The flower propagates with seeds. After the plant reaches 15 years of age, it starts producing a seed crop every year. The seeds are transported by birds like the bohemian waxwing who also eat the berries. The seeds themselves are firm but regularly damaged by deer.

==Other achievements==
In 1982, Verna Pratt co-founded the Alaska Native Plant Society with her husband, Frank. She served as president of the society from 1982 to 1988. Pratt then founded the Alaska Chapter of the North American Rock Garden Society in 1997. In 1999, she received the Meritorious Service Award for producing informational sources that promoted learning. The following year, Verna Pratt was honored by the Anchorage YWCA as a Woman of Achievement. In 2002, she was elected to the national board of directors for the North American Rock Garden Society.
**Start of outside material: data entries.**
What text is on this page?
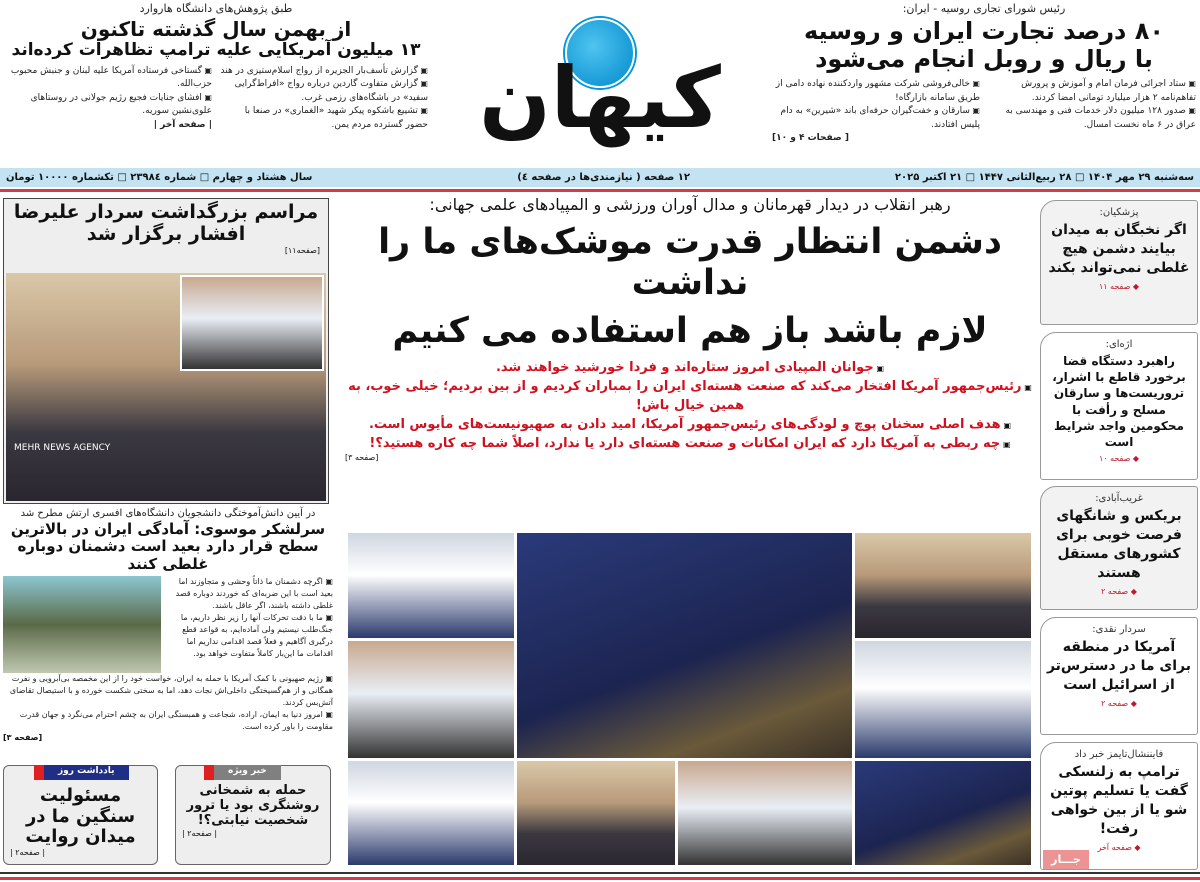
کیهان
رئیس شورای تجاری روسیه - ایران:
۸۰ درصد تجارت ایران و روسیه
با ریال و روبل انجام می‌شود
▣ ستاد اجرائی فرمان امام و آموزش و پرورش تفاهم‌نامه ۲ هزار میلیارد تومانی امضا کردند.
▣ صدور ۱۲۸ میلیون دلار خدمات فنی و مهندسی به عراق در ۶ ماه نخست امسال.
▣ خالی‌فروشی شرکت مشهور واردکننده نهاده دامی از طریق سامانه بازارگاه!
▣ سارقان و خفت‌گیران حرفه‌ای باند «شیرین» به دام پلیس افتادند.
[ صفحات ۴ و ۱۰]
طبق پژوهش‌های دانشگاه هاروارد
از بهمن سال گذشته تاکنون
۱۳ میلیون آمریکایی علیه ترامپ تظاهرات کرده‌اند
▣ گزارش تأسف‌بار الجزیره از رواج اسلام‌ستیزی در هند
▣ گزارش متفاوت گاردین درباره رواج «افراط‌گرایی سفید» در باشگاه‌های رزمی غرب.
▣ تشییع باشکوه پیکر شهید «الغماری» در صنعا با حضور گسترده مردم یمن.
▣ گستاخی فرستاده آمریکا علیه لبنان و جنبش محبوب حزب‌الله.
▣ افشای جنایات فجیع رژیم جولانی در روستاهای علوی‌نشین سوریه.
| صفحه آخر |
سه‌شنبه ۲۹ مهر ۱۴۰۴ □ ۲۸ ربیع‌الثانی ۱۴۴۷ □ ۲۱ اکتبر ۲۰۲۵
۱۲ صفحه ( نیازمندی‌ها در صفحه ٤)
سال هشتاد و چهارم □ شماره ۲۳۹۸٤ □ تکشماره ۱۰۰۰۰ تومان
رهبر انقلاب در دیدار قهرمانان و مدال آوران ورزشی و المپیادهای علمی جهانی:
دشمن انتظار قدرت موشک‌های ما را نداشت
لازم باشد باز هم استفاده می کنیم
▣ جوانان المپیادی امروز ستاره‌اند و فردا خورشید خواهند شد.
▣ رئیس‌جمهور آمریکا افتخار می‌کند که صنعت هسته‌ای ایران را بمباران کردیم و از بین بردیم؛ خیلی خوب، به همین خیال باش!
▣ هدف اصلی سخنان پوچ و لودگی‌های رئیس‌جمهور آمریکا، امید دادن به صهیونیست‌های مأیوس است.
▣ چه ربطی به آمریکا دارد که ایران امکانات و صنعت هسته‌ای دارد یا ندارد، اصلاً شما چه کاره هستید؟!
[صفحه ۳]
پزشکیان:
اگر نخبگان به میدان بیایند دشمن هیچ غلطی نمی‌تواند بکند
◆ صفحه ۱۱
اژه‌ای:
راهبرد دستگاه قضا برخورد قاطع با اشرار، تروریست‌ها و سارقان مسلح و رأفت با محکومین واجد شرایط است
◆ صفحه ۱۰
غریب‌آبادی:
بریکس و شانگهای فرصت خوبی برای کشورهای مستقل هستند
◆ صفحه ۲
سردار نقدی:
آمریکا در منطقه برای ما در دسترس‌تر از اسرائیل است
◆ صفحه ۲
فایننشال‌تایمز خبر داد
ترامپ به زلنسکی گفت یا تسلیم پوتین شو یا از بین خواهی رفت!
◆ صفحه آخر
جـــار
مراسم بزرگداشت سردار علیرضا افشار برگزار شد
[صفحه۱۱]
MEHR NEWS AGENCY
در آیین دانش‌آموختگی دانشجویان دانشگاه‌های افسری ارتش مطرح شد
سرلشکر موسوی: آمادگی ایران در بالاترین سطح قرار دارد بعید است دشمنان دوباره غلطی کنند
▣ اگرچه دشمنان ما ذاتاً وحشی و متجاوزند اما بعید است با این ضربه‌ای که خوردند دوباره قصد غلطی داشته باشند، اگر عاقل باشند.
▣ ما با دقت تحرکات آنها را زیر نظر داریم، ما جنگ‌طلب نیستیم ولی آماده‌ایم، به قواعد قطع درگیری آگاهیم و فعلاً قصد اقدامی نداریم اما اقدامات ما این‌بار کاملاً متفاوت خواهد بود.
▣ رژیم صهیونی با کمک آمریکا با حمله به ایران، خواست خود را از این مخمصه بی‌آبرویی و نفرت همگانی و از هم‌گسیختگی داخلی‌اش نجات دهد، اما به سختی شکست خورده و با استیصال تقاضای آتش‌بس کردند.
▣ امروز دنیا به ایمان، اراده، شجاعت و همبستگی ایران به چشم احترام می‌نگرد و جهان قدرت مقاومت را باور کرده است.
[صفحه ۳]
یادداشت روز
مسئولیت سنگین ما در میدان روایت
| صفحه۲ |
خبر ویژه
حمله به شمخانی روشنگری بود یا ترور شخصیت نیابتی؟!
| صفحه۲ |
In 2009, along with her husband, Verna Pratt was the first person awarded a Lifetime Achievement Award from the Anchorage Chapter of Alaska Master Gardeners Association.
Verna Pratt was also an avid educator. She taught classes and led hiking tours at the University of Alaska Anchorage, Denali National Park, the Alaska Botanical Garden, and the Anchorage School District. Pratt was the keynote speaker at the International Rock Garden Plant Conference in Scotland in 2001.